# Cuttlefish Bone



## bikerchicspain (Jan 18, 2010)

As most of you know i work in a pet store as head of reptiles, When i advise people on supplements i steer them clear of the typical of the shelf stuff and towards the cuttle bone (if only my boss knew ),alot alot cheaper,for those of you that have torts that will not eat the bone itself as my Pumpkin will not.
So i grate it on a Nutmeg grater, then through a siff on to clean newspaper, then into a small airtight tub. 
Just thought i would share this to others esp newcomers.
xxx


----------



## Yvonne G (Jan 18, 2010)

I buy cuttlebone in bulk...super cheap!! Every one of my habitats has at least one cuttlebone in it. Most of the animals ignore it until it has weathered in the pen for quite a while.

I put a small piece in the the baby box turtles, baby desert tortoises and Baby Emmie, the Manouria. This was about two months ago. All the pieces look exactly like they did when I first put them in there except for Baby Emmie's piece. There are teeny, tiny bite marks all over the cuttlebone!!! What a clever girl!!


----------



## Annieski (Jan 18, 2010)

My Mortimer loves her "bone". Is it possible that she could have TOO much? Some days she doesn't even look at it but other days I would think she was going to eat the whole thing. I was given liquid calcium from the vet, which I put on her food every other day[1 ml ]. Never thought about all the extra calcium from the bone.


----------



## bettinge (Jan 18, 2010)

emysemys said:


> I buy cuttlebone in bulk...super cheap!! Every one of my habitats has at least one cuttlebone in it. Most of the animals ignore it until it has weathered in the pen for quite a while.
> 
> I put a small piece in the the baby box turtles, baby desert tortoises and Baby Emmie, the Manouria. This was about two months ago. All the pieces look exactly like they did when I first put them in there except for Baby Emmie's piece. There are teeny, tiny bite marks all over the cuttlebone!!! What a clever girl!!

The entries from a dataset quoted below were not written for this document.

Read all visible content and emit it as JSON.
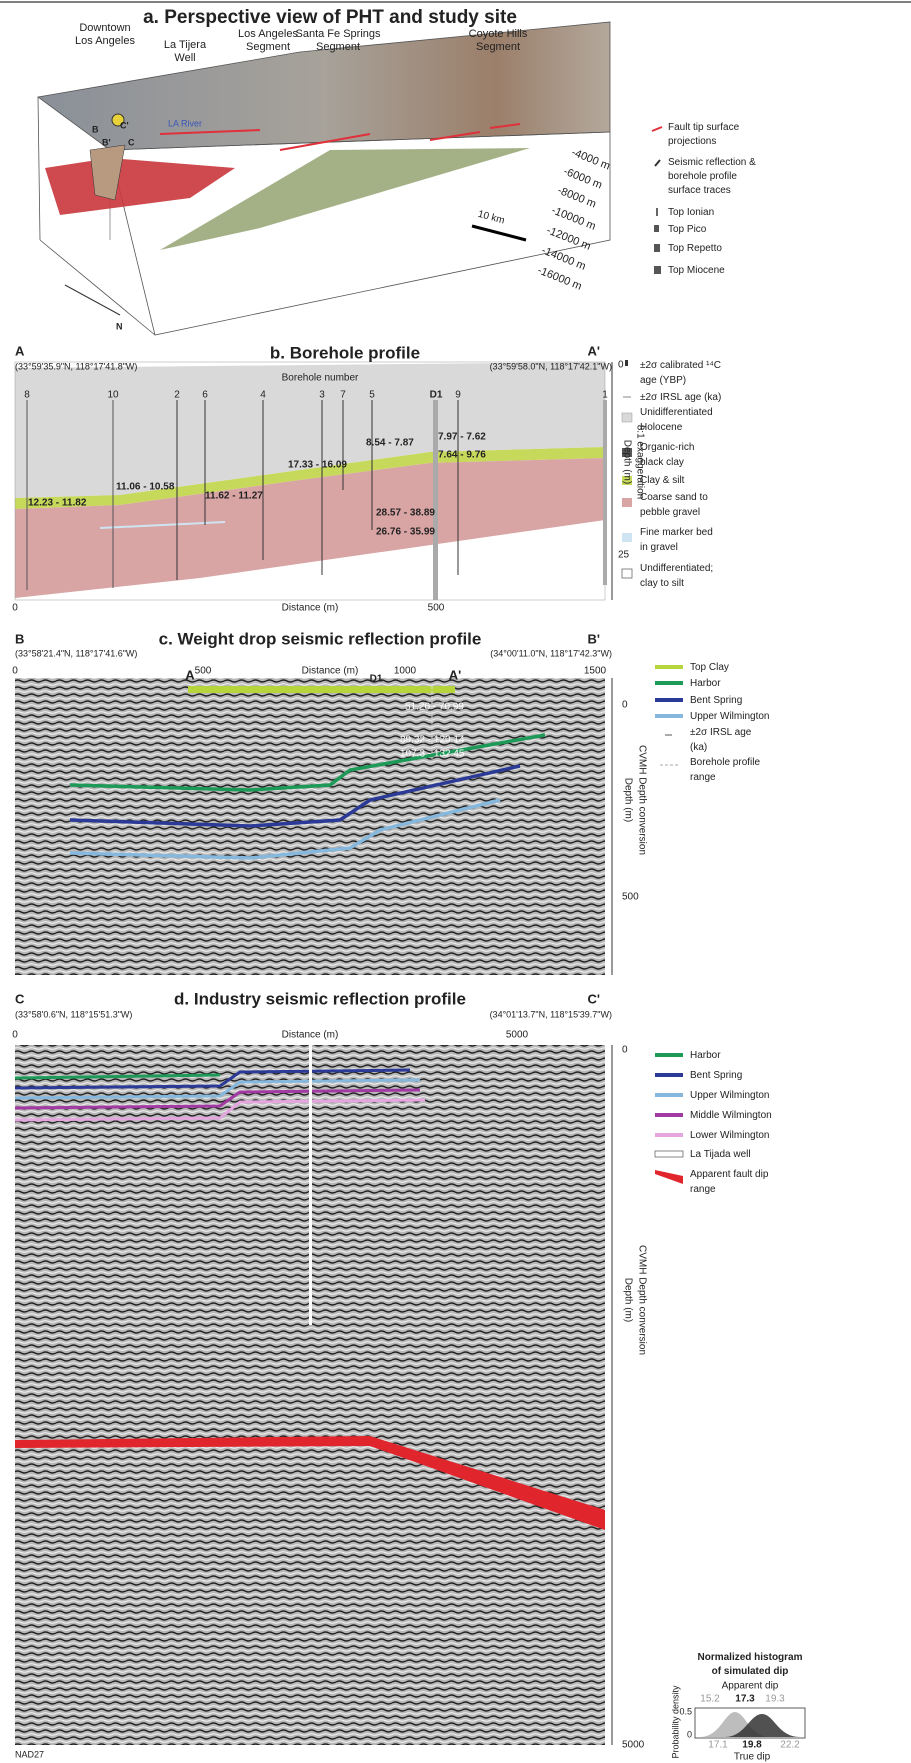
{
  "panel_a": {
    "title": "a. Perspective view of PHT and study site",
    "labels": {
      "downtown": [
        "Downtown",
        "Los Angeles"
      ],
      "well": [
        "La Tijera",
        "Well"
      ],
      "la_segment": [
        "Los Angeles",
        "Segment"
      ],
      "sfs_segment": [
        "Santa Fe Springs",
        "Segment"
      ],
      "ch_segment": [
        "Coyote Hills",
        "Segment"
      ],
      "river": "LA River",
      "b": "B",
      "b_prime": "B'",
      "c": "C",
      "c_prime": "C'"
    },
    "depth_labels": [
      "-4000 m",
      "-6000 m",
      "-8000 m",
      "-10000 m",
      "-12000 m",
      "-14000 m",
      "-16000 m"
    ],
    "scale_bar": "10 km",
    "north": "N",
    "legend": [
      [
        "Fault tip surface",
        "projections"
      ],
      [
        "Seismic reflection &",
        "borehole profile",
        "surface traces"
      ],
      [
        "Top Ionian"
      ],
      [
        "Top Pico"
      ],
      [
        "Top Repetto"
      ],
      [
        "Top Miocene"
      ]
    ]
  },
  "panel_b": {
    "title": "b. Borehole profile",
    "start": "A",
    "end": "A'",
    "start_coords": "(33°59'35.9\"N, 118°17'41.8\"W)",
    "end_coords": "(33°59'58.0\"N, 118°17'42.1\"W)",
    "borehole_axis": "Borehole number",
    "boreholes": [
      "8",
      "10",
      "2",
      "6",
      "4",
      "3",
      "7",
      "5",
      "D1",
      "9",
      "1"
    ],
    "ages": [
      "12.23 - 11.82",
      "11.06 - 10.58",
      "11.62 - 11.27",
      "17.33 - 16.09",
      "8.54 - 7.87",
      "7.97 - 7.62",
      "7.64 - 9.76",
      "28.57 - 38.89",
      "26.76 - 35.99"
    ],
    "x_axis": "Distance (m)",
    "x_ticks": [
      "0",
      "500"
    ],
    "y_axis": "Depth (m)",
    "exaggeration": "8:1 exaggeration",
    "y_ticks": [
      "0",
      "25"
    ],
    "legend": [
      [
        "±2σ calibrated ¹⁴C",
        "age (YBP)"
      ],
      [
        "±2σ IRSL age (ka)"
      ],
      [
        "Unidifferentiated",
        "Holocene"
      ],
      [
        "Organic-rich",
        "black clay"
      ],
      [
        "Clay & silt"
      ],
      [
        "Coarse sand to",
        "pebble gravel"
      ],
      [
        "Fine marker bed",
        "in gravel"
      ],
      [
        "Undifferentiated;",
        "clay to silt"
      ]
    ]
  },
  "panel_c": {
    "title": "c. Weight drop seismic reflection profile",
    "start": "B",
    "end": "B'",
    "start_coords": "(33°58'21.4\"N, 118°17'41.6\"W)",
    "end_coords": "(34°00'11.0\"N, 118°17'42.3\"W)",
    "x_axis": "Distance (m)",
    "x_ticks": [
      "0",
      "500",
      "1000",
      "1500"
    ],
    "profile_start": "A",
    "profile_end": "A'",
    "borehole": "D1",
    "ages": [
      "51.20 - 70.99",
      "89.32 - 120.14",
      "107.3 - 132.45"
    ],
    "y_axis": "Depth (m)",
    "conversion": "CVMH Depth conversion",
    "y_ticks": [
      "0",
      "500"
    ],
    "legend": [
      [
        "Top Clay"
      ],
      [
        "Harbor"
      ],
      [
        "Bent Spring"
      ],
      [
        "Upper Wilmington"
      ],
      [
        "±2σ IRSL age",
        "(ka)"
      ],
      [
        "Borehole profile",
        "range"
      ]
    ]
  },
  "panel_d": {
    "title": "d. Industry seismic reflection profile",
    "start": "C",
    "end": "C'",
    "start_coords": "(33°58'0.6\"N, 118°15'51.3\"W)",
    "end_coords": "(34°01'13.7\"N, 118°15'39.7\"W)",
    "x_axis": "Distance (m)",
    "x_ticks": [
      "0",
      "5000"
    ],
    "y_axis": "Depth (m)",
    "conversion": "CVMH Depth conversion",
    "y_ticks": [
      "0",
      "5000"
    ],
    "datum": "NAD27",
    "legend": [
      [
        "Harbor"
      ],
      [
        "Bent Spring"
      ],
      [
        "Upper Wilmington"
      ],
      [
        "Middle Wilmington"
      ],
      [
        "Lower Wilmington"
      ],
      [
        "La Tijada well"
      ],
      [
        "Apparent fault dip",
        "range"
      ]
    ],
    "histogram": {
      "title": [
        "Normalized histogram",
        "of simulated dip"
      ],
      "top_axis": "Apparent dip",
      "top_ticks": [
        "15.2",
        "17.3",
        "19.3"
      ],
      "y_axis": "Probability density",
      "y_ticks": [
        "0.5",
        "0"
      ],
      "bottom_ticks": [
        "17.1",
        "19.8",
        "22.2"
      ],
      "bottom_axis": "True dip"
    }
  }
}
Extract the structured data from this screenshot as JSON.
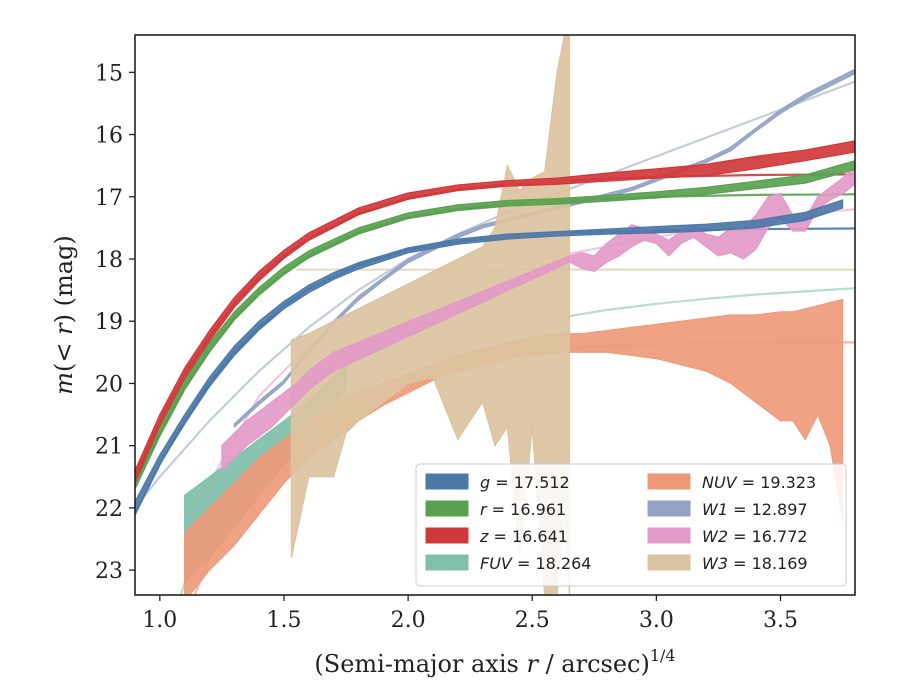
{
  "chart_data": {
    "type": "area",
    "xlabel": "(Semi-major axis r / arcsec)",
    "xlabel_parts": {
      "pre": "(Semi-major axis ",
      "var": "r",
      "post": " / arcsec)",
      "sup": "1/4"
    },
    "ylabel_parts": {
      "var": "m",
      "mid": "(< ",
      "var2": "r",
      "post": ") (mag)"
    },
    "xlim": [
      0.9,
      3.8
    ],
    "ylim": [
      23.4,
      14.4
    ],
    "y_inverted": true,
    "xticks": [
      {
        "v": 1.0,
        "label": "1.0"
      },
      {
        "v": 1.5,
        "label": "1.5"
      },
      {
        "v": 2.0,
        "label": "2.0"
      },
      {
        "v": 2.5,
        "label": "2.5"
      },
      {
        "v": 3.0,
        "label": "3.0"
      },
      {
        "v": 3.5,
        "label": "3.5"
      }
    ],
    "yticks": [
      {
        "v": 15,
        "label": "15"
      },
      {
        "v": 16,
        "label": "16"
      },
      {
        "v": 17,
        "label": "17"
      },
      {
        "v": 18,
        "label": "18"
      },
      {
        "v": 19,
        "label": "19"
      },
      {
        "v": 20,
        "label": "20"
      },
      {
        "v": 21,
        "label": "21"
      },
      {
        "v": 22,
        "label": "22"
      },
      {
        "v": 23,
        "label": "23"
      }
    ],
    "grid": false,
    "legend_position": "lower-right",
    "legend_columns": 2,
    "series": [
      {
        "key": "W1",
        "legend": "W1 = 12.897",
        "legend_var": "W1",
        "legend_val": "= 12.897",
        "color": "#94a3c4",
        "fit_asymptote": 12.897,
        "fit_alpha": 0.55,
        "fit": [
          [
            0.9,
            22.0
          ],
          [
            1.0,
            21.5
          ],
          [
            1.2,
            20.6
          ],
          [
            1.4,
            19.8
          ],
          [
            1.6,
            19.1
          ],
          [
            1.8,
            18.5
          ],
          [
            2.0,
            18.0
          ],
          [
            2.2,
            17.6
          ],
          [
            2.4,
            17.25
          ],
          [
            2.6,
            16.95
          ],
          [
            2.8,
            16.65
          ],
          [
            3.0,
            16.35
          ],
          [
            3.2,
            16.05
          ],
          [
            3.4,
            15.75
          ],
          [
            3.6,
            15.45
          ],
          [
            3.8,
            15.15
          ]
        ],
        "x": [
          1.3,
          1.4,
          1.5,
          1.6,
          1.7,
          1.8,
          1.9,
          2.0,
          2.1,
          2.2,
          2.3,
          2.4,
          2.5,
          2.6,
          2.7,
          2.8,
          2.9,
          3.0,
          3.1,
          3.2,
          3.3,
          3.4,
          3.5,
          3.6,
          3.7,
          3.8
        ],
        "lo": [
          20.65,
          20.28,
          19.95,
          19.45,
          19.0,
          18.6,
          18.3,
          18.0,
          17.8,
          17.6,
          17.45,
          17.35,
          17.25,
          17.15,
          17.05,
          16.95,
          16.85,
          16.7,
          16.55,
          16.4,
          16.2,
          15.9,
          15.6,
          15.35,
          15.15,
          14.95
        ],
        "hi": [
          20.7,
          20.34,
          20.0,
          19.5,
          19.05,
          18.66,
          18.35,
          18.06,
          17.86,
          17.66,
          17.5,
          17.4,
          17.3,
          17.2,
          17.1,
          17.0,
          16.9,
          16.75,
          16.6,
          16.45,
          16.26,
          15.95,
          15.66,
          15.42,
          15.22,
          15.02
        ]
      },
      {
        "key": "FUV",
        "legend": "FUV = 18.264",
        "legend_var": "FUV",
        "legend_val": "= 18.264",
        "color": "#7fbfab",
        "fit_asymptote": 18.264,
        "fit_alpha": 0.55,
        "fit": [
          [
            0.9,
            25.5
          ],
          [
            1.0,
            24.5
          ],
          [
            1.1,
            23.2
          ],
          [
            1.2,
            22.3
          ],
          [
            1.4,
            21.3
          ],
          [
            1.6,
            20.6
          ],
          [
            1.8,
            20.1
          ],
          [
            2.0,
            19.7
          ],
          [
            2.2,
            19.4
          ],
          [
            2.4,
            19.15
          ],
          [
            2.6,
            18.95
          ],
          [
            2.8,
            18.82
          ],
          [
            3.0,
            18.72
          ],
          [
            3.2,
            18.64
          ],
          [
            3.4,
            18.57
          ],
          [
            3.6,
            18.52
          ],
          [
            3.8,
            18.47
          ]
        ],
        "x": [
          1.1,
          1.2,
          1.3,
          1.4,
          1.5,
          1.55,
          1.6,
          1.65,
          1.7,
          1.75
        ],
        "lo": [
          21.8,
          21.5,
          21.2,
          20.9,
          20.6,
          20.45,
          20.3,
          20.1,
          19.9,
          19.7
        ],
        "hi": [
          23.2,
          22.8,
          22.3,
          21.8,
          21.3,
          21.1,
          20.85,
          20.6,
          20.35,
          20.1
        ]
      },
      {
        "key": "NUV",
        "legend": "NUV = 19.323",
        "legend_var": "NUV",
        "legend_val": "= 19.323",
        "color": "#ee9a7a",
        "fit_asymptote": 19.323,
        "fit_alpha": 0.7,
        "fit": [
          [
            1.0,
            25.0
          ],
          [
            1.1,
            23.8
          ],
          [
            1.2,
            22.8
          ],
          [
            1.4,
            21.7
          ],
          [
            1.6,
            20.9
          ],
          [
            1.8,
            20.35
          ],
          [
            2.0,
            20.0
          ],
          [
            2.2,
            19.7
          ],
          [
            2.4,
            19.55
          ],
          [
            2.6,
            19.45
          ],
          [
            2.8,
            19.4
          ],
          [
            3.0,
            19.37
          ],
          [
            3.4,
            19.35
          ],
          [
            3.8,
            19.34
          ]
        ],
        "x": [
          1.1,
          1.2,
          1.3,
          1.4,
          1.5,
          1.6,
          1.7,
          1.8,
          1.9,
          2.0,
          2.1,
          2.2,
          2.3,
          2.4,
          2.5,
          2.6,
          2.7,
          2.8,
          2.9,
          3.0,
          3.1,
          3.2,
          3.3,
          3.4,
          3.5,
          3.55,
          3.6,
          3.65,
          3.7,
          3.75
        ],
        "lo": [
          22.4,
          22.0,
          21.6,
          21.2,
          20.9,
          20.6,
          20.35,
          20.15,
          20.0,
          19.85,
          19.7,
          19.55,
          19.45,
          19.35,
          19.25,
          19.2,
          19.2,
          19.15,
          19.1,
          19.05,
          19.0,
          18.95,
          18.9,
          18.9,
          18.85,
          18.85,
          18.8,
          18.75,
          18.7,
          18.65
        ],
        "hi": [
          23.5,
          23.0,
          22.6,
          22.1,
          21.6,
          21.2,
          20.9,
          20.6,
          20.35,
          20.15,
          19.95,
          19.8,
          19.7,
          19.6,
          19.55,
          19.5,
          19.5,
          19.5,
          19.55,
          19.6,
          19.7,
          19.8,
          20.0,
          20.3,
          20.6,
          20.6,
          20.9,
          20.5,
          21.0,
          22.2
        ]
      },
      {
        "key": "W3",
        "legend": "W3 = 18.169",
        "legend_var": "W3",
        "legend_val": "= 18.169",
        "color": "#dcc3a0",
        "fit_asymptote": 18.169,
        "fit_alpha": 0.6,
        "fit": [
          [
            1.55,
            18.17
          ],
          [
            3.8,
            18.17
          ]
        ],
        "x": [
          1.53,
          1.6,
          1.7,
          1.75,
          1.8,
          1.9,
          2.0,
          2.1,
          2.2,
          2.3,
          2.35,
          2.4,
          2.45,
          2.5,
          2.55,
          2.6,
          2.63,
          2.65
        ],
        "lo": [
          19.3,
          19.2,
          19.0,
          18.9,
          18.8,
          18.6,
          18.4,
          18.2,
          18.0,
          17.8,
          17.5,
          16.5,
          16.9,
          16.7,
          16.6,
          15.0,
          14.4,
          14.4
        ],
        "hi": [
          22.8,
          21.5,
          21.5,
          20.8,
          20.6,
          20.3,
          20.0,
          19.9,
          20.9,
          20.3,
          21.0,
          20.7,
          22.8,
          20.7,
          23.4,
          23.4,
          22.0,
          23.4
        ]
      },
      {
        "key": "W2",
        "legend": "W2 = 16.772",
        "legend_var": "W2",
        "legend_val": "= 16.772",
        "color": "#e29ac8",
        "fit_asymptote": 16.772,
        "fit_alpha": 0.55,
        "fit": [
          [
            1.2,
            21.6
          ],
          [
            1.4,
            20.2
          ],
          [
            1.6,
            19.4
          ],
          [
            1.8,
            18.9
          ],
          [
            2.0,
            18.6
          ],
          [
            2.2,
            18.35
          ],
          [
            2.4,
            18.15
          ],
          [
            2.6,
            17.95
          ],
          [
            2.8,
            17.8
          ],
          [
            3.0,
            17.65
          ],
          [
            3.2,
            17.5
          ],
          [
            3.4,
            17.38
          ],
          [
            3.6,
            17.28
          ],
          [
            3.8,
            17.2
          ]
        ],
        "x": [
          1.25,
          1.35,
          1.45,
          1.55,
          1.6,
          1.7,
          2.65,
          2.7,
          2.75,
          2.8,
          2.85,
          2.9,
          2.95,
          3.0,
          3.05,
          3.1,
          3.15,
          3.2,
          3.25,
          3.3,
          3.35,
          3.4,
          3.45,
          3.5,
          3.55,
          3.6,
          3.65,
          3.7,
          3.75,
          3.8
        ],
        "lo": [
          21.0,
          20.6,
          20.3,
          20.0,
          19.8,
          19.5,
          17.95,
          17.9,
          17.95,
          17.75,
          17.6,
          17.45,
          17.5,
          17.6,
          17.7,
          17.55,
          17.45,
          17.6,
          17.65,
          17.5,
          17.5,
          17.3,
          17.0,
          16.95,
          17.3,
          17.35,
          17.0,
          16.85,
          16.7,
          16.5
        ],
        "hi": [
          21.4,
          21.0,
          20.7,
          20.3,
          20.1,
          19.8,
          18.05,
          18.15,
          18.2,
          18.05,
          17.95,
          17.8,
          17.7,
          17.75,
          17.95,
          17.75,
          17.65,
          17.8,
          17.95,
          17.9,
          18.0,
          17.85,
          17.5,
          17.35,
          17.55,
          17.55,
          17.2,
          17.05,
          16.95,
          16.8
        ]
      },
      {
        "key": "g",
        "legend": "g = 17.512",
        "legend_var": "g",
        "legend_val": "= 17.512",
        "color": "#4c78a8",
        "fit_asymptote": 17.512,
        "fit_alpha": 0.9,
        "fit": [
          [
            0.9,
            22.1
          ],
          [
            1.0,
            21.3
          ],
          [
            1.1,
            20.6
          ],
          [
            1.2,
            20.0
          ],
          [
            1.3,
            19.5
          ],
          [
            1.4,
            19.1
          ],
          [
            1.5,
            18.75
          ],
          [
            1.6,
            18.48
          ],
          [
            1.8,
            18.1
          ],
          [
            2.0,
            17.85
          ],
          [
            2.2,
            17.72
          ],
          [
            2.4,
            17.64
          ],
          [
            2.6,
            17.59
          ],
          [
            2.8,
            17.56
          ],
          [
            3.0,
            17.54
          ],
          [
            3.4,
            17.52
          ],
          [
            3.8,
            17.51
          ]
        ],
        "x": [
          0.9,
          1.0,
          1.1,
          1.2,
          1.3,
          1.4,
          1.5,
          1.6,
          1.7,
          1.8,
          1.9,
          2.0,
          2.2,
          2.4,
          2.6,
          2.8,
          3.0,
          3.2,
          3.4,
          3.6,
          3.75
        ],
        "lo": [
          21.9,
          21.15,
          20.5,
          19.9,
          19.4,
          19.0,
          18.68,
          18.42,
          18.22,
          18.06,
          17.94,
          17.82,
          17.68,
          17.6,
          17.56,
          17.52,
          17.48,
          17.44,
          17.38,
          17.25,
          17.05
        ],
        "hi": [
          22.1,
          21.3,
          20.65,
          20.05,
          19.55,
          19.14,
          18.8,
          18.54,
          18.33,
          18.16,
          18.03,
          17.9,
          17.76,
          17.68,
          17.63,
          17.6,
          17.58,
          17.55,
          17.5,
          17.38,
          17.18
        ]
      },
      {
        "key": "r",
        "legend": "r = 16.961",
        "legend_var": "r",
        "legend_val": "= 16.961",
        "color": "#59a14f",
        "fit_asymptote": 16.961,
        "fit_alpha": 0.9,
        "fit": [
          [
            0.9,
            21.6
          ],
          [
            1.0,
            20.8
          ],
          [
            1.1,
            20.05
          ],
          [
            1.2,
            19.45
          ],
          [
            1.3,
            18.95
          ],
          [
            1.4,
            18.55
          ],
          [
            1.5,
            18.22
          ],
          [
            1.6,
            17.95
          ],
          [
            1.8,
            17.57
          ],
          [
            2.0,
            17.33
          ],
          [
            2.2,
            17.2
          ],
          [
            2.4,
            17.12
          ],
          [
            2.6,
            17.07
          ],
          [
            2.8,
            17.03
          ],
          [
            3.0,
            17.0
          ],
          [
            3.4,
            16.97
          ],
          [
            3.8,
            16.96
          ]
        ],
        "x": [
          0.9,
          1.0,
          1.1,
          1.2,
          1.3,
          1.4,
          1.5,
          1.6,
          1.8,
          2.0,
          2.2,
          2.4,
          2.6,
          2.8,
          3.0,
          3.2,
          3.4,
          3.6,
          3.8
        ],
        "lo": [
          21.5,
          20.7,
          19.95,
          19.35,
          18.85,
          18.46,
          18.13,
          17.87,
          17.5,
          17.26,
          17.13,
          17.06,
          17.03,
          16.98,
          16.92,
          16.85,
          16.75,
          16.65,
          16.42
        ],
        "hi": [
          21.7,
          20.85,
          20.1,
          19.5,
          18.98,
          18.58,
          18.25,
          17.98,
          17.6,
          17.35,
          17.22,
          17.15,
          17.12,
          17.07,
          17.02,
          16.96,
          16.87,
          16.78,
          16.56
        ]
      },
      {
        "key": "z",
        "legend": "z = 16.641",
        "legend_var": "z",
        "legend_val": "= 16.641",
        "color": "#d1383b",
        "fit_asymptote": 16.641,
        "fit_alpha": 0.9,
        "fit": [
          [
            0.9,
            21.5
          ],
          [
            1.0,
            20.6
          ],
          [
            1.1,
            19.85
          ],
          [
            1.2,
            19.25
          ],
          [
            1.3,
            18.72
          ],
          [
            1.4,
            18.3
          ],
          [
            1.5,
            17.95
          ],
          [
            1.6,
            17.67
          ],
          [
            1.8,
            17.27
          ],
          [
            2.0,
            17.02
          ],
          [
            2.2,
            16.88
          ],
          [
            2.4,
            16.8
          ],
          [
            2.6,
            16.75
          ],
          [
            2.8,
            16.71
          ],
          [
            3.0,
            16.68
          ],
          [
            3.4,
            16.65
          ],
          [
            3.8,
            16.64
          ]
        ],
        "x": [
          0.9,
          1.0,
          1.1,
          1.2,
          1.3,
          1.4,
          1.5,
          1.6,
          1.8,
          2.0,
          2.2,
          2.4,
          2.6,
          2.8,
          3.0,
          3.2,
          3.4,
          3.6,
          3.8
        ],
        "lo": [
          21.4,
          20.5,
          19.75,
          19.15,
          18.62,
          18.2,
          17.86,
          17.58,
          17.18,
          16.94,
          16.81,
          16.74,
          16.7,
          16.62,
          16.55,
          16.48,
          16.35,
          16.25,
          16.1
        ],
        "hi": [
          21.6,
          20.68,
          19.92,
          19.32,
          18.78,
          18.35,
          17.99,
          17.7,
          17.29,
          17.04,
          16.9,
          16.83,
          16.8,
          16.75,
          16.7,
          16.66,
          16.55,
          16.42,
          16.28
        ]
      }
    ]
  }
}
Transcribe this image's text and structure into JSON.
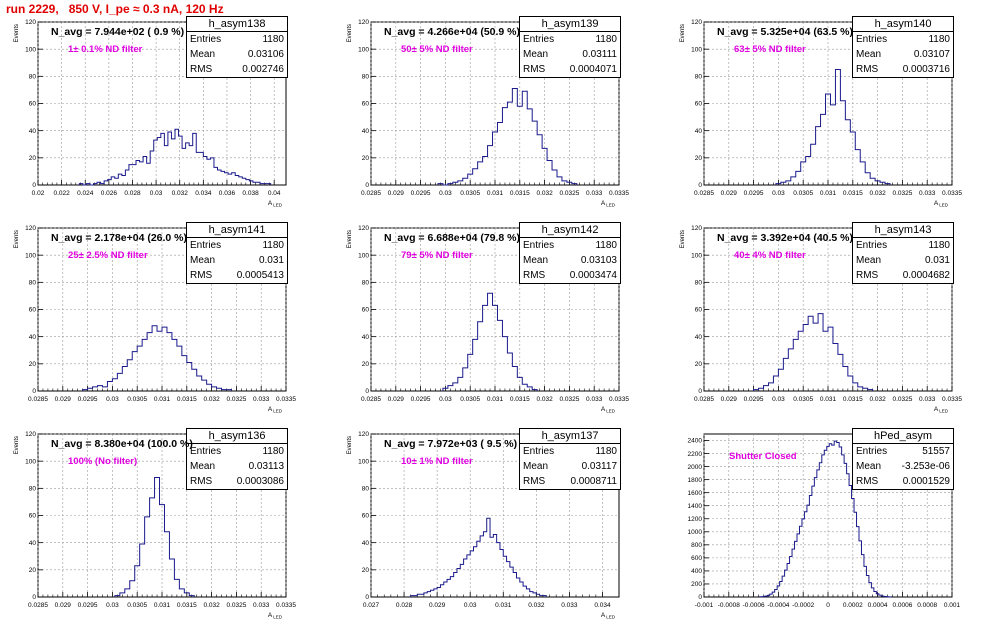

Yvonne, Where do you buy in bulk? Local or shipped?


----------



## ChiKat (Jan 18, 2010)

That's a great idea to grate the cuttlebone using a nutmeg grinder! I tend to break Nelson's cuttlebone into smaller pieces as he prefers it that way  (yes, he has trained me well!)


----------



## DoctorCosmonaut (Jan 18, 2010)

Never buy it marketed for torts, just get the same stuff for about 1/2 the price listed as being for birds.


----------



## sammi (Jan 18, 2010)

Ernie never touches it! Maybe i'll try the nutmeg grinder method..


----------



## DoctorCosmonaut (Jan 18, 2010)

I've never seen mine eat it, but it always disappears slowly in a gnawed looking fashion.


----------



## Stephanie Logan (Jan 19, 2010)

These are all so funny, and they PROVE that tortoises have distinct, individual personalities. You moderators should move these posts to that thread...in your ample spare time of course. 

Taco rarely shows any interest in cuttlebone, except for the dessicated remnants of the portion that met its fate under my shoe on her flagstone outside. Those little wafers are mashed into the rock with her beak, and presumably then consumed...she comes away with a white mustache that would make young Nelson jealous.


----------



## GBtortoises (Jan 20, 2010)

I buy cuttlebone in bulk also. You can occasionally find some of the bird equipment suppliers that are selling broken cuttlebone in bulk. I've found that to be the least expensive source. They so far have always been the large size of cuttlebone most just broke in half. I prefer that size because I can then break them down to pieces sized accordingly for adults, medium size or very small tortoises.


----------



## Yvonne G (Jan 20, 2010)

bettinge said:


> Yvonne, Where do you buy in bulk? Local or shipped?



Once a year there is a Bird Mart here in our town at the fair grounds. Its a real big event, with a hundred or so vendors. There are usually a couple vendors selling nice, big cuttle bone in bulk. I get them for about a nickle apiece.

Maybe you can GOOGLE "bird mart" and see if there is ever one in your area.


----------



## bikerchicspain (Jan 20, 2010)

I usually go down the beach there are always loads washed up then i take them home and boil them for about 15/20 mins then leave in the sun to dry...


----------



## vickyb (Jan 20, 2010)

My Redfoot will not touch her cuttlebone... yet


----------